Siamo consumatori. Cittadini non lo siamo quasi mai.

Siamo miseramente "gente", con tutte le accezioni negative che "gente" può significare.

Gente che consuma... e con questa misera visione del mondo azzanniamo tutto l'azzannabile, fregandocene bellamente dei beni comuni, dei diritti degli altri, degli interessi generali a partire dai diritti negati ai più deboli.

I più deboli tra noi (intesi come lavoratori), sono quelli che hanno una qualche patologia che rischia di metterli fuori dal mercato del lavoro, sono quelli che hanno più figli disoccupati e devono reggere un fardello più pesante, sono quelli che vivono situazioni familiari disagiate.

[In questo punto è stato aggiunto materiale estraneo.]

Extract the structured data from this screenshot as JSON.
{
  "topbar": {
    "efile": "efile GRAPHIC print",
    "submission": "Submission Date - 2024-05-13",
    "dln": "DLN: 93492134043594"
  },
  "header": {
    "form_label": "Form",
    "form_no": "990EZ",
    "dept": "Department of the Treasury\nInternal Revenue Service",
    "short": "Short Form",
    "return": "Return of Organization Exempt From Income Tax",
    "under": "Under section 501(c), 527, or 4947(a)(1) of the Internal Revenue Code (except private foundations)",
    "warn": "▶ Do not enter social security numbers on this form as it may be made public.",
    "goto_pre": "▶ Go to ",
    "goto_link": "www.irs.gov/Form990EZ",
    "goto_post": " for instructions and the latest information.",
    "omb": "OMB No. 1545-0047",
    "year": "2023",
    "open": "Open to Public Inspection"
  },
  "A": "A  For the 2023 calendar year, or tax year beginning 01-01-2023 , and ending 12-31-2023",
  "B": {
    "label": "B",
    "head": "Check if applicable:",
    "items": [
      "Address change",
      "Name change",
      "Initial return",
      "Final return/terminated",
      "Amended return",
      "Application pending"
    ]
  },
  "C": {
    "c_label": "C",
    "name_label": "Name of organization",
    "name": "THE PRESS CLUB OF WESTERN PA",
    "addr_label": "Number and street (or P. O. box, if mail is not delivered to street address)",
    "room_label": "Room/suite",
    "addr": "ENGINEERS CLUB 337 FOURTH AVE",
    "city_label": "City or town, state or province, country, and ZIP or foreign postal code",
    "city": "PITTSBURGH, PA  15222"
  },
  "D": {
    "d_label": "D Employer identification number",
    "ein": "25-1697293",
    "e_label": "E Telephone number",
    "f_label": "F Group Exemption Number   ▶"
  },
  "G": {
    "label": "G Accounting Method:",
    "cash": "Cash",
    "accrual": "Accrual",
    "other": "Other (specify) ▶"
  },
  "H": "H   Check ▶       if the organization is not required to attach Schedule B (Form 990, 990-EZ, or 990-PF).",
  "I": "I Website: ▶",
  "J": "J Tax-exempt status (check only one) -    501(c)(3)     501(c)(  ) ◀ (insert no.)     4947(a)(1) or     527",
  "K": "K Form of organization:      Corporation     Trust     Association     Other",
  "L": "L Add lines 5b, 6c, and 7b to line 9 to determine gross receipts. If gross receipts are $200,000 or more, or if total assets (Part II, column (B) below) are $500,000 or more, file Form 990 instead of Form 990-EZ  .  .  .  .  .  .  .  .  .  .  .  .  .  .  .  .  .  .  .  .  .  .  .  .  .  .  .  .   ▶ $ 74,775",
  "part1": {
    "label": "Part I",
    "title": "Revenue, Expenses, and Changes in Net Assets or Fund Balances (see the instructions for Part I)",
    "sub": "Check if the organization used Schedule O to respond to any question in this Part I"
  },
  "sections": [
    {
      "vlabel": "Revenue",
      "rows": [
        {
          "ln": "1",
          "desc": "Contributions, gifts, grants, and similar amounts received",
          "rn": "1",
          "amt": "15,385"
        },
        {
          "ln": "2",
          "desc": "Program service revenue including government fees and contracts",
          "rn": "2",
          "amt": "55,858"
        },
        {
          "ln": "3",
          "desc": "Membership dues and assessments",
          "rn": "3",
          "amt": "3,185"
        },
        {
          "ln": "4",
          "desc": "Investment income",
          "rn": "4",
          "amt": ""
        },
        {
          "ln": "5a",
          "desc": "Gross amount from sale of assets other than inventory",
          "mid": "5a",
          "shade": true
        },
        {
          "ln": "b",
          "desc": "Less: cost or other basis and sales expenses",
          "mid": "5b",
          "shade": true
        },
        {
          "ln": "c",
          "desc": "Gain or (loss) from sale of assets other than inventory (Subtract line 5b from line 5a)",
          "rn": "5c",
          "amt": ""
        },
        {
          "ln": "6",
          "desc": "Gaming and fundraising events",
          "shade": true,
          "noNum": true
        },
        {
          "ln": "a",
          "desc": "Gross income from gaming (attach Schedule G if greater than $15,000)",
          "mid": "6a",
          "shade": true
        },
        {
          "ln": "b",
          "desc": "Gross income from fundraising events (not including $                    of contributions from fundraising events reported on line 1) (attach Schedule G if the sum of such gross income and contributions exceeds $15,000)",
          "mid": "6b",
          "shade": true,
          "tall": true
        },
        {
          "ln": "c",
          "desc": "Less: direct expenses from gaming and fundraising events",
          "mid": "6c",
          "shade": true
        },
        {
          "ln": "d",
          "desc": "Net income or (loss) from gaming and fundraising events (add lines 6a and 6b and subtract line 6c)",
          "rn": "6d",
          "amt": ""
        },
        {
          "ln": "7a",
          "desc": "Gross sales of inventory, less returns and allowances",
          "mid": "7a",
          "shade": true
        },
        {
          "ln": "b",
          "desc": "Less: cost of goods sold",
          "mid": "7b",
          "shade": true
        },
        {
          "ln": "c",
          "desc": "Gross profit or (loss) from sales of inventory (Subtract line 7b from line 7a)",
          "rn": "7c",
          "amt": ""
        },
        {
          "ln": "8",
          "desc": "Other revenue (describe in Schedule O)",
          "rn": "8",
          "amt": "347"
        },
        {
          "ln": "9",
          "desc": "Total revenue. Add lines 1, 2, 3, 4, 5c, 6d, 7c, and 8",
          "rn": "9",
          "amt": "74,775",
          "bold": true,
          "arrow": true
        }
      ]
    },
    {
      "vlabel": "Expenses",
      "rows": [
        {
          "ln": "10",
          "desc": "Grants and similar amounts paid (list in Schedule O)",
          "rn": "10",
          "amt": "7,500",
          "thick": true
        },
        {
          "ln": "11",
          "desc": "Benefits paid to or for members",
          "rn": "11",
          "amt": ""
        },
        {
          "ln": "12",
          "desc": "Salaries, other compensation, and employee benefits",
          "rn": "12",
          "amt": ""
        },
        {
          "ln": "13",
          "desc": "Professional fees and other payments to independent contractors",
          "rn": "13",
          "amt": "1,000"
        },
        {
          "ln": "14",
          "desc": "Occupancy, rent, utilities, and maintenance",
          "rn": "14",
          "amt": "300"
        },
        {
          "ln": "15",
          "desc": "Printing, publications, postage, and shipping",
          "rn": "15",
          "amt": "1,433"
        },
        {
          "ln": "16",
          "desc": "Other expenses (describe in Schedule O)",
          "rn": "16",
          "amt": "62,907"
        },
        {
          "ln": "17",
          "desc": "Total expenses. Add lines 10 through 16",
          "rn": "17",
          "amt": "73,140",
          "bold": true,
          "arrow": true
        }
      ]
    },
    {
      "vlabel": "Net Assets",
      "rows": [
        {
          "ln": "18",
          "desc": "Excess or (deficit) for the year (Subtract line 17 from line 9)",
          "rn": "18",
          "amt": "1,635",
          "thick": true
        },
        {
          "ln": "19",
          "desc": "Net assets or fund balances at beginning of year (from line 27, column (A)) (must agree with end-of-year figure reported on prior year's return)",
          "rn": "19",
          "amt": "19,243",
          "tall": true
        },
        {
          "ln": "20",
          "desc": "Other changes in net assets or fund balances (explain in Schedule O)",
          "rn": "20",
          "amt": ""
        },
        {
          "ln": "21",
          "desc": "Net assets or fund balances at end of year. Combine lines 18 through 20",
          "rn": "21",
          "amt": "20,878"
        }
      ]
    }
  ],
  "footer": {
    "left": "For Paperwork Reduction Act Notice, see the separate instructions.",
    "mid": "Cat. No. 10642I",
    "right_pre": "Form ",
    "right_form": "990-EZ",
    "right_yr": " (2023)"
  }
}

Mi sentirei più a mio agio a parlare e magari contribuire a risolvere qualcosa per qualcuno che si ritrova in una delle categorie sopra descritte. Mi piacerebbe parlare dei diritti delle persone e non difendere acriticamente e in maniera smaccatamente falsa i privilegi di pochi. Mi piacerebbe che la meritocrazia andasse avanti come leva positiva per rapportarsi sul lavoro.

Sto a disagio, mi rendo conto di essere stato leso nel mio diritto più intimo, quello di non vedere un futuro roseo per i miei figli, per i nostri figli, e di dover invece battermi per lo status quo di altri, mio compreso, status quo fatto talvolta di qualche privilegio residuale ottenuto da qualche sindacato corporativista e compiacente.

Oggi, essere un lavoratore dipendente a tempo indeterminato, per i giovani, è una chimera.

Non sopporto chi non tiene conto di questa differenza di trattamento tra noi lavoratori a tempo indeterminato ed i nostri giovani che vivono come "normale" il lavoro precario. In futuro continuerò ad occuparmi dei precari, dei giovani, nuovi disabili sociali, in questa società che abbiamo fatto noi, e che li vede ancora largamente esclusi. La battaglia che deve essere fatta è quella del lavoro ai giovani e dell'assistenza agli anziani.

Aggiungerei la condizione femminile nel lavoro, ancora largamente arretrata rispetto ai maschi che riescono ad essere ancora massimamente avanti nelle carriere, in maniera spesso immeritata.

Il dramma vero è questo. Crisi di sistema. Uso questa affermazione gramsciana per definire l'attuale stato sociale.

Un passo avanti nel senso della giustizia sociale lo faremo (come lavoratori e come cittadini) quando porremo al centro delle nostre rivendicazioni ed azioni sociali collettive, la lotta per il lavoro ai giovani e maggiore assistenza e attenzione per gli anziani, che per noi, nel passato, si sono spaccati la schiena.

Forse ai giovani ed agli anziani, non abbiamo prestato particolare attenzione. Forse è il caso di porvi rimedio.